Alas, this is what we do quite regularly. He loves Robert Frost, and he gave me the assignment of writing something that isn’t about me (how dare anyone suggest that I should stop talking about myself.) Anywho, to fulfill the assignment, but to also be a pest about having to write something that isn’t about me, I am writing a Robert Frost parody. I would like to dedicate this poem to Google’s thesaurus, because without it, 87% of this poem would not have been possible, as this is not how my straight-forward, simplistic brain works.
Once upon a whispy wanton tree
I looked out over water and happened to see
A newly harvested boy was staring at me
He didn’t wince upon seeing my grizzled face
Instead he looked upon me with curious grace
He studied my wrinkles without abase
I wondered how this boy came to be so deep in the wood
Without his progenitors nearby wherest we stood
I supposed locating them was something I should
Since I was such an old billowy decrepit man
Who had come to be the feral hermit of this land
I wasn’t even sure if I had a leg to stand
I gathered my bearings to see what could be done
About this crisp little chap who mightest be equal to one
As a brawny strapping gust of zephyr did over me run
My balance it took and barely did I regain
Upon which time the heavens parted and poured rain
Occasioning the tree limbs to falter, fret and deign
Whenst I returned to my wonted gait
I turned to see the bairn dissipate
I feared in helping him, I may be too late
Where his untouched by time visage once had been
There were now ripples, waves, and drops therein
Twas gone - not his eyes, his cheeks, nor his chin
Upon this I realized in utter discomfiture
Twas not a babe I had seen so new and pure
Thusly, all my unease and consternation this did cure
However, only a moment did pass before I had cause to inquire
If this was not a babe I had seen, what had transpired
Surely my eyes were playing tricks and were wont to retire
It materialized then that I registered the deception
I had been peering into water and was false in my perception
Twas not a babe, but was a pool of water and my own reflection
Why did my reflection look like a one year old boy?
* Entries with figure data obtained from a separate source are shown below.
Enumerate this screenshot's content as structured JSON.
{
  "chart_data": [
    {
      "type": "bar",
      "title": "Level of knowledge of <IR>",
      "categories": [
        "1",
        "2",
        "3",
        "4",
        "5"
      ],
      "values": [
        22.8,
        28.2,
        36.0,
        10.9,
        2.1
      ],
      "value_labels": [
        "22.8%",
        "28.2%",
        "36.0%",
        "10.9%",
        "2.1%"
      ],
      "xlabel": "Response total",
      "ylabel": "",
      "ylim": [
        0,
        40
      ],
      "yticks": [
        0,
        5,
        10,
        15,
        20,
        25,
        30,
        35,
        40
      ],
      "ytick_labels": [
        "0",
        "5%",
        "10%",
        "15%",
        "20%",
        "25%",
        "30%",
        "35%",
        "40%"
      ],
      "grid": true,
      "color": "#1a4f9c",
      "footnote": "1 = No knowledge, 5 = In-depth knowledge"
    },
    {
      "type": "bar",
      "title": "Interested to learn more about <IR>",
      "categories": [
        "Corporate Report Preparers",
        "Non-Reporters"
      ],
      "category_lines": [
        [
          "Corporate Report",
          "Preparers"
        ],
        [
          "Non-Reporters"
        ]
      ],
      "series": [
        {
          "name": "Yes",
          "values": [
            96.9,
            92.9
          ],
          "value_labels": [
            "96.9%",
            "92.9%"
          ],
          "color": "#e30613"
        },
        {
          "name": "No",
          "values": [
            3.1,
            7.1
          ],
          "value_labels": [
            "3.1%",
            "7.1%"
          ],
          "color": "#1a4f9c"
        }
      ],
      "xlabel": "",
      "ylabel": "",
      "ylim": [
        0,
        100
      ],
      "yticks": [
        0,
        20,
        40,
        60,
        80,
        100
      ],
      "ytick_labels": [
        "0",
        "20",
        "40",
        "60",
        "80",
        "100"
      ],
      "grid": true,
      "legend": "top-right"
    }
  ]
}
Because I am old and weird and live in the woods by myself and I only ever look at or talk to nature and I am a hermit and I spend too much time pondering about my youth and how I have aged so much and everything needs to be a metaphor about birth and death in the context of nature so I am 70 years old and climbing up trees and looking into water and seeing my reflection, but thinking I am a baby boy and maybe the next time I leave the woods and go into town I could consider getting some meds.
The End.
Fun fact, I chose the word “wanton”, not knowing what it meant, and looked it up after I wrote this, and saw one of it’s definitions was “sexually unrestrained” and I decided that a sexually unrestrained tree was EXACTLY what I meant and what this poem needed. And honestly, you can’t convince me that Robert Frost didn’t also appreciate a sexually unrestrained tree.